Comme il le souhaitait, Tigana va donc achever sa carrière sous le maillot blanc. Sa période marseillaise reste pourtant mitigée. Deux saisons, l'une remarquable, l'autre frustrante. Lors de sa première campagne, il est incontournable. Gérard Gili en fait son point d'équilibre. L'OM remporte le titre de champion et atteint les demi-finales de la Coupe des champions. Il se sent chez lui. Son passé et sa personnalité lui confèrent un statut particulier auprès du boss. Tigana est le seul joueur que le Tapie aura vouvoyé en huit années de présidence. Parce que monsieur Tigana impose le respect, on ne lui parle comme à n'importe qui. Tapie a beau tout contrôler et tout savoir, il consulte beaucoup l'ancien Bordelais. On raconte qu'une nuit, à 4 heures du matin, le téléphone sonne chez Tigana.  C'est Tapie. "Je ne vous réveille pas?", demande ce dernier. "Non, président, j'attendais votre coup de fil", répond Jeannot. Anecdote aussi savoureuse qu'invérifiable. Mais elle traduit bien la place que Tigana avait prise à l'OM.

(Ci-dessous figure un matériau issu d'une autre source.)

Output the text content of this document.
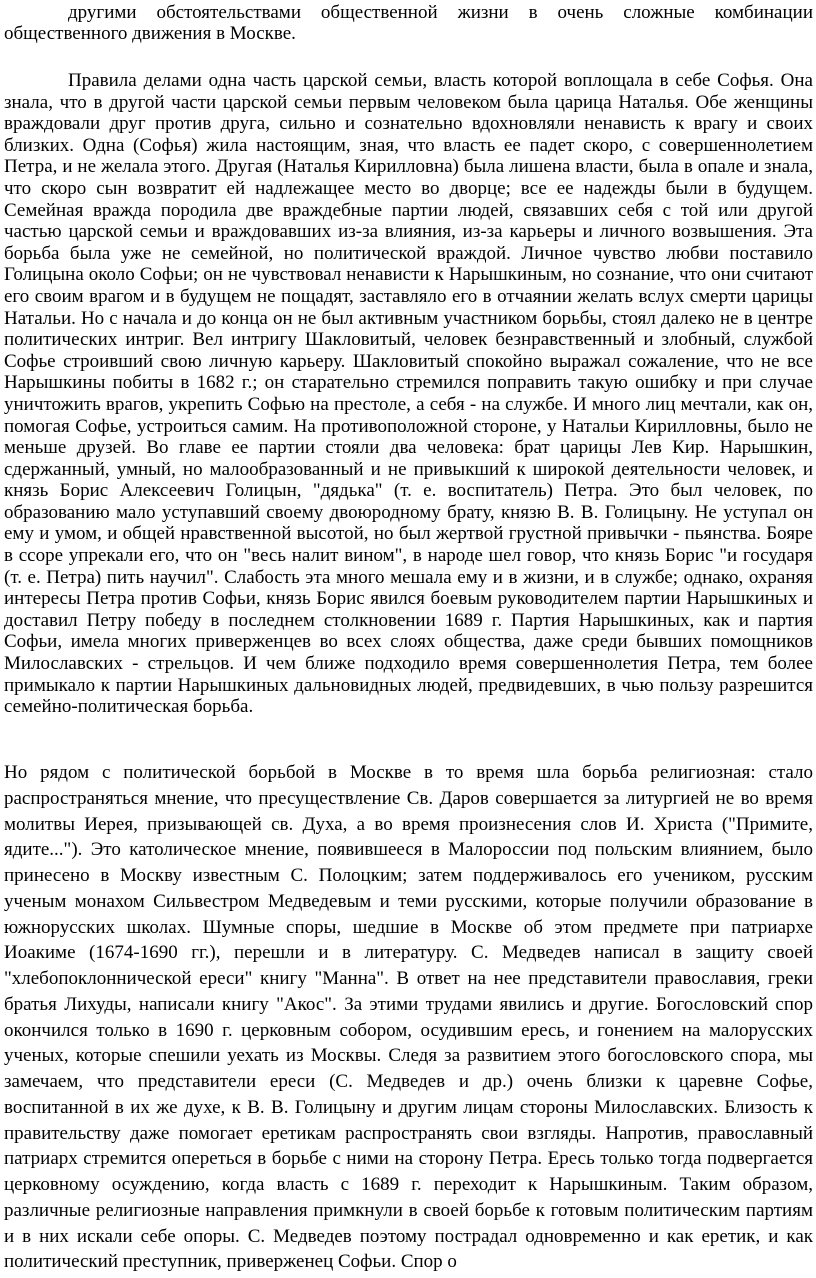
другими обстоятельствами общественной жизни в очень сложные комбинации общественного движения в Москве.

Правила делами одна часть царской семьи, власть которой воплощала в себе Софья. Она знала, что в другой части царской семьи первым человеком была царица Наталья. Обе женщины враждовали друг против друга, сильно и сознательно вдохновляли ненависть к врагу и своих близких. Одна (Софья) жила настоящим, зная, что власть ее падет скоро, с совершеннолетием Петра, и не желала этого. Другая (Наталья Кирилловна) была лишена власти, была в опале и знала, что скоро сын возвратит ей надлежащее место во дворце; все ее надежды были в будущем. Семейная вражда породила две враждебные партии людей, связавших себя с той или другой частью царской семьи и враждовавших из-за влияния, из-за карьеры и личного возвышения. Эта борьба была уже не семейной, но политической враждой. Личное чувство любви поставило Голицына около Софьи; он не чувствовал ненависти к Нарышкиным, но сознание, что они считают его своим врагом и в будущем не пощадят, заставляло его в отчаянии желать вслух смерти царицы Натальи. Но с начала и до конца он не был активным участником борьбы, стоял далеко не в центре политических интриг. Вел интригу Шакловитый, человек безнравственный и злобный, службой Софье строивший свою личную карьеру. Шакловитый спокойно выражал сожаление, что не все Нарышкины побиты в 1682 г.; он старательно стремился поправить такую ошибку и при случае уничтожить врагов, укрепить Софью на престоле, а себя - на службе. И много лиц мечтали, как он, помогая Софье, устроиться самим. На противоположной стороне, у Натальи Кирилловны, было не меньше друзей. Во главе ее партии стояли два человека: брат царицы Лев Кир. Нарышкин, сдержанный, умный, но малообразованный и не привыкший к широкой деятельности человек, и князь Борис Алексеевич Голицын, "дядька" (т. е. воспитатель) Петра. Это был человек, по образованию мало уступавший своему двоюродному брату, князю В. В. Голицыну. Не уступал он ему и умом, и общей нравственной высотой, но был жертвой грустной привычки - пьянства. Бояре в ссоре упрекали его, что он "весь налит вином", в народе шел говор, что князь Борис "и государя (т. е. Петра) пить научил". Слабость эта много мешала ему и в жизни, и в службе; однако, охраняя интересы Петра против Софьи, князь Борис явился боевым руководителем партии Нарышкиных и доставил Петру победу в последнем столкновении 1689 г. Партия Нарышкиных, как и партия Софьи, имела многих приверженцев во всех слоях общества, даже среди бывших помощников Милославских - стрельцов. И чем ближе подходило время совершеннолетия Петра, тем более примыкало к партии Нарышкиных дальновидных людей, предвидевших, в чью пользу разрешится семейно-политическая борьба.

Но рядом с политической борьбой в Москве в то время шла борьба религиозная: стало распространяться мнение, что пресуществление Св. Даров совершается за литургией не во время молитвы Иерея, призывающей св. Духа, а во время произнесения слов И. Христа ("Примите, ядите..."). Это католическое мнение, появившееся в Малороссии под польским влиянием, было принесено в Москву известным С. Полоцким; затем поддерживалось его учеником, русским ученым монахом Сильвестром Медведевым и теми русскими, которые получили образование в южнорусских школах. Шумные споры, шедшие в Москве об этом предмете при патриархе Иоакиме (1674-1690 гг.), перешли и в литературу. С. Медведев написал в защиту своей "хлебопоклоннической ереси" книгу "Манна". В ответ на нее представители православия, греки братья Лихуды, написали книгу "Акос". За этими трудами явились и другие. Богословский спор окончился только в 1690 г. церковным собором, осудившим ересь, и гонением на малорусских ученых, которые спешили уехать из Москвы. Следя за развитием этого богословского спора, мы замечаем, что представители ереси (С. Медведев и др.) очень близки к царевне Софье, воспитанной в их же духе, к В. В. Голицыну и другим лицам стороны Милославских. Близость к правительству даже помогает еретикам распространять свои взгляды. Напротив, православный патриарх стремится опереться в борьбе с ними на сторону Петра. Ересь только тогда подвергается церковному осуждению, когда власть с 1689 г. переходит к Нарышкиным. Таким образом, различные религиозные направления примкнули в своей борьбе к готовым политическим партиям и в них искали себе опоры. С. Медведев поэтому пострадал одновременно и как еретик, и как политический преступник, приверженец Софьи. Спор о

Malheureusement, l'histoire d'amour va mal finir. Jeannot a pourtant toujours le niveau, mais l'arrivée de Raymond Goethals à la tête de l'équipe, en janvier 1991, le relègue sur le banc. Le Belge à la Belga s'appuie sur Pardo, Fournier et Germain. Tigana joue les utilités, devient douzième homme. A bientôt 36 ans, il a passé l'âge. La veille de la finale de Bari, il pose ses conditions: titulaire ou rien. Ce sera rien. Goethals le laisse sur le banc jusqu'au bout contre l'Etoile Rouge et l'OM, battu aux tirs au but, n'a que ses yeux pour pleurer. Dire que Tigana, des pupilles à Bari, n'avait jamais perdu une finale... Goethals ne le savait pas. Superstitieux comme il était, il aurait peut-être titularisé son vétéran s'il avait eu vent de cette drôle de statistique. Une si petite sortie pour une si grande carrière. Tigana méritait autre chose. Le joueur rêvait d'une autre fin avec son OM. Mais l'homme reste profondément attaché à sa ville. Dimanche, il revient à la maison. "Oui, c'est spécial, dit-il. C'est chez moi. J'y vivrais ma retraite, dans les vignes, à Cassis." Parce que, Bordeaux ou pas Bordeaux, Tigana restera avant tout Jeannot de Marseille.